From the post:
Today, the World Wide Web Consortium announced that R2RML has achieved Recommendation status. As stated on the W3C website, R2RML is “a language for expressing customized mappings from relational databases to RDF datasets. Such mappings provide the ability to view existing relational data in the RDF data model, expressed in a structure and target vocabulary of the mapping author’s choice.” In the life cycle of W3C standards creation, today’s announcement means that the specifications have gone through extensive community review and revision and that R2RML is now considered stable enough for wide-spread distribution in commodity software.
Richard Cyganiak, one of the Recommendation’s editors, explained why R2RML is so important. “In the early days of the Semantic Web effort, we’ve tried to convert the whole world to RDF and OWL. This clearly hasn’t worked. Most data lives in entrenched non-RDF systems, and that’s not likely to change.”
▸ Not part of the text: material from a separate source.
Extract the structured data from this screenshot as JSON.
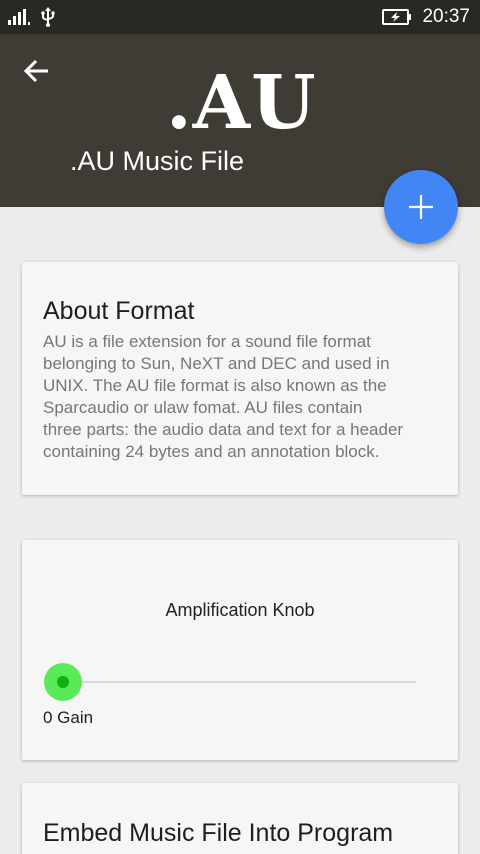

“That’s why technologies that map existing data formats to RDF are so important,” he continued. “R2RML builds a bridge between the vast amounts of existing data that lives in SQL databases and the SPARQL world. Having a standard for this makes SPARQL even more useful than it already is, because it can more easily access lots of valuable existing data. It also means that database-to-RDF middleware implementations can be more easily compared, which will create pressure on both open-source and commercial vendors, and will increase the level of play in the entire field.” (emphasis added)
If most data resides in non-RDF systems, what do I gain by converting it into RDF for querying with SPARQL?
Some possible costs:
- Planning the conversion from non-RDF to RDF system
- Debugging the conversion (unless it is trivial, the few conversions won’t be right)
- Developing the SPARQL queries
- Debugging the SPARQL queries
- Updating the conversion if new data is added to the source
- Testing the SPARQL query against updated data
- Maintenance of the source and target RDF systems (unless pushing SPARQL is a way to urge conversion from relational system)
Or to put it another way, if most data is still on non-RDF data stores, why do I need a bridge to SPARQL world?
Of is this a Sarah Palin bridge to no where?